Unfortunately, these are not the types of issues Hollywood has decided to stand up for. Instead of unifying American society around issues that do not inherently divide and polarize society, celebrities are settling for insults, moral arguments and belittling to advocate for causes that should be left to the political process.

Let’s take Kimmel’s Pence insult and examine the effects that a seemingly innocent comment can have on American society over time.

When Kimmel and other like-minded celebrities criticize the values of elected officials of a specific party or ideology, they are also criticizing the values of regular Americans who believe in and vote for those same officials.

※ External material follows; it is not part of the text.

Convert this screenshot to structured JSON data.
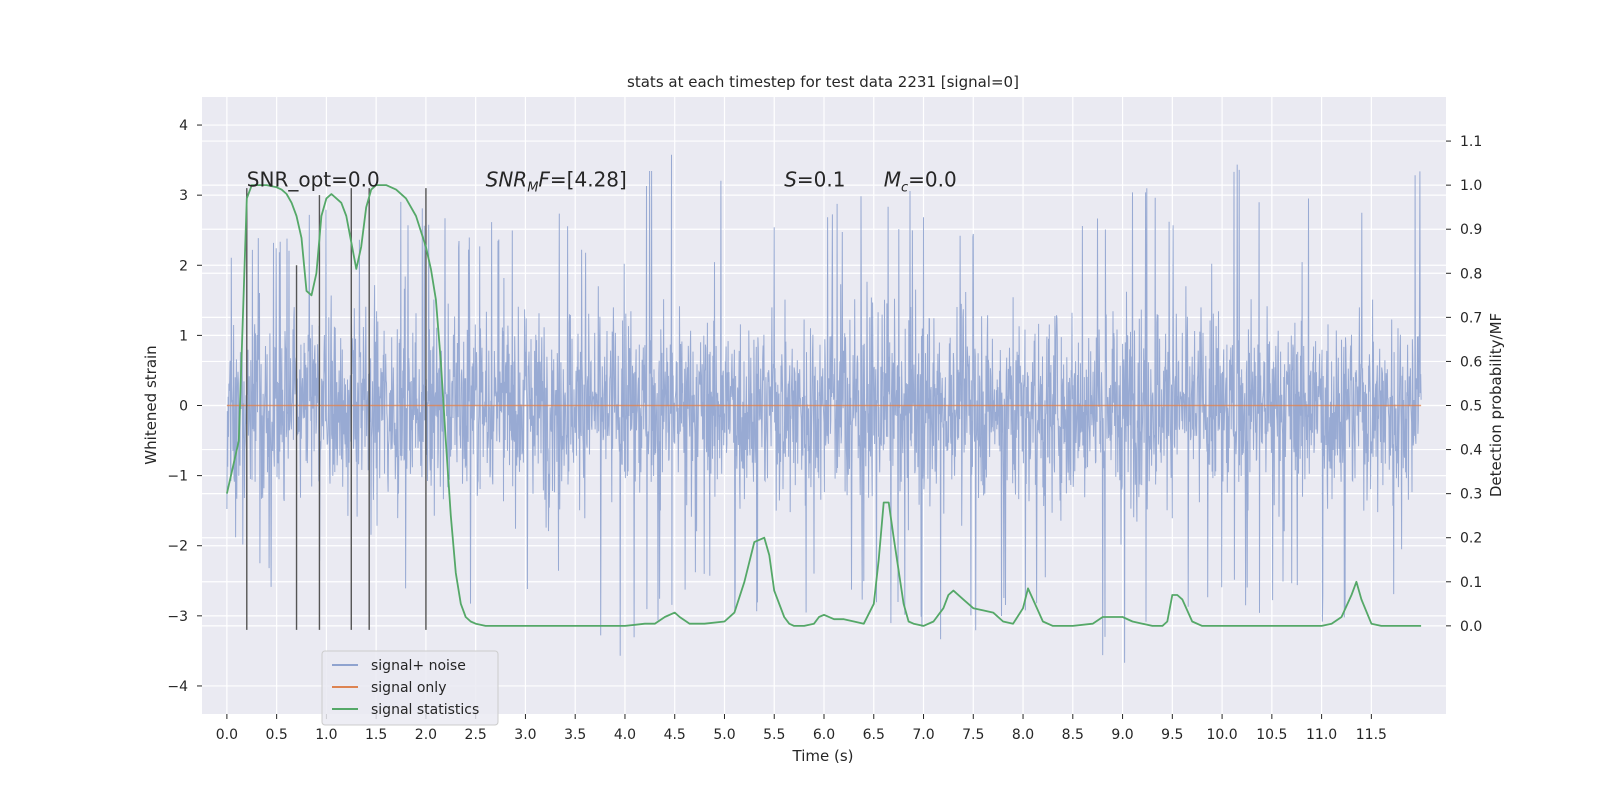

When Kimmel slapped Pence with his comments at the Oscars, he also slapped the millions of Americans who, like the vice president, believe that marriage is between a man and a woman.

It does not matter how strongly a celebrity feels that their moral argument on one side of a social issue is correct, because there are millions Americans who hold an opposite view who feel just as strongly.

This is where the problem lies.

As Americans, particularly conservatives, are bombarded with the banter of celebrities that belittle and criticize the values that are important to them, polarization and division in society is bound to occur. When this happens, everyone in society loses.

In actuality, there are no “good guys” and “bad guys” in politics. Liberalism and conservatism are simply two ideologically and philosophically different methods to approach the issues in the world. Trump wants the best for our nation. So do House representative Nancy Pelosi and Senator Chuck Schumer. While they may disagree on almost every policy decision, they all desperately want the United States to be a better place tomorrow than it is today.

Unfortunately, as celebrities divide everyday Americans, it becomes tragically easy to forget this. In today’s society, liberals and conservatives do not look at the opposing ideology with empathy and understanding. Instead, we vilify the people who do not hold the same views as ourselves. This is one of the greatest tragedies of modern society.

Sports, movies, television, books and music were once amazing ways to unite members of society who disagree politically. In what seems like an eternity ago, it didn’t matter who you voted for to have a wonderful and enjoyable conversation with someone about a spectacular movie, an exciting ending to a sporting event or a compelling new television program. One by one, these once unifying and apolitical outlets are being stripped from society and are being replaced with more battlegrounds for political dispute.

Is nothing sacred anymore?

What would it look like for the next big award show to feature no ideological discussions and instead focus on celebrating the things that bring our society together?

I hope in the future, “nights of positivity” can be just that.